This column was originally published in the Central Western Daily on Tuesday 19th October 2010.
One of the world’s most successful musicals celebrates its twenty fifth anniversary this year and plans are already underway to mark the occasion.
Les Misérables is based on the classic 1862 novel by Victor Hugo. It was originally written as a French language production in 1980 by composer Claude-Michel Schönberg and lyricist Alain Boublil. Produced by theatre impresario Cameron Mackintosh, the English adaption opened in October 1985 at the Barbican Centre in London. Initially receiving largely negative reviews, the production was warmly embraced by theatre goers and the show was a major box office success.
Twenty six years later, that original London production is still running at the Queen’s Theatre, where it celebrated its ten thousandth performance on January 5 this year. Hundreds of musicians and performers have passed through the London production. Only one musician, the drummer from the original London cast album, Peter Boita, remains with the production.
Of course, the show soon spread worldwide. On Broadway it ran for 6680 performances over sixteen years. In Australia, the original production, which starred Normie Rowe, Debra Byrne, Anthony Warlow and Philip Quast, ran between 1987 and 1989. In the early nineties, the production was made available to amateur companies and Orange Theatre Company was one of the first to produce the show in 1994, and again in 2002.

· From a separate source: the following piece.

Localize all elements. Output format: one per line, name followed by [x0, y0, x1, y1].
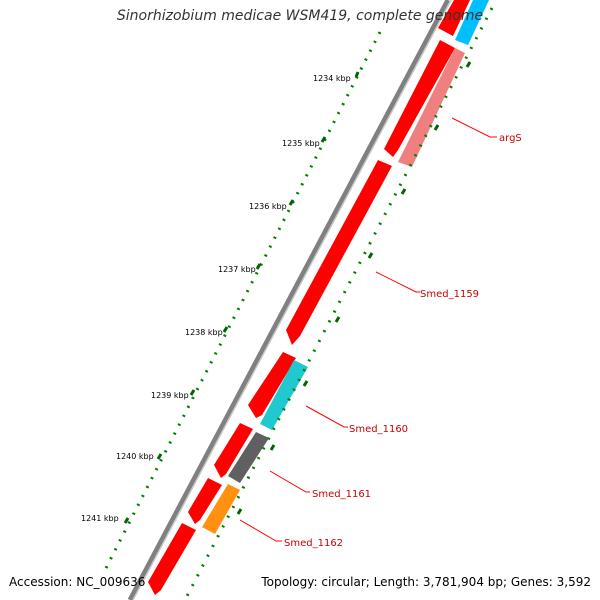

On October 3 this year, Les Misérables set another record, with an amazing three productions being performed at different venues in London. Besides the standard West End production, a UK touring 25th Anniversary Tour production was also playing at the original home of the London show, the Barbican Centre. At the immense O2 Arena (formally the Millennium Dome), which seats 23000 people, a 25th Anniversary Concert was also being staged.
The concert was certainly an all-star affair with a cast that included Filipino singing sensation Lea Salonga as Fantine, Nick Jonas of Jonas Brothers fame as Marius, current Phantom in Love Never Dies Ramin Karimloo as Enjolras and Little Britain’s Matt Lucas as Thénardier. With a cast of over three hundred performers and musicians, the concert also featured appearances from the original 1985 cast, the 25th Anniversary Tour cast and the current West End production cast.
Australian Les Misérables fans will also be able to participate in the celebrations with the 25th Anniversary Concert being shown on the big screen in cinemas this Thursday, October 21. Shot in high definition, the concert version should be spectacular, in particular the second encore which features four Jean Valjeans leading the ensemble in One Day More. If sitting in the cinema for three hours is not appealing, the concert is also scheduled for release on DVD and blu-ray disc in the UK in November with a subsequent Australian release also very likely.
Whilst Les Misérables may not be my favourite show, it was recently voted the UK’s favourite musical, receiving forty percent of the vote. There certainly is something embedded in the show which is very powerful thematically and musically. It has a strange way of rousing the human spirit in an audience. The longest running musical in history shows no sign of ending.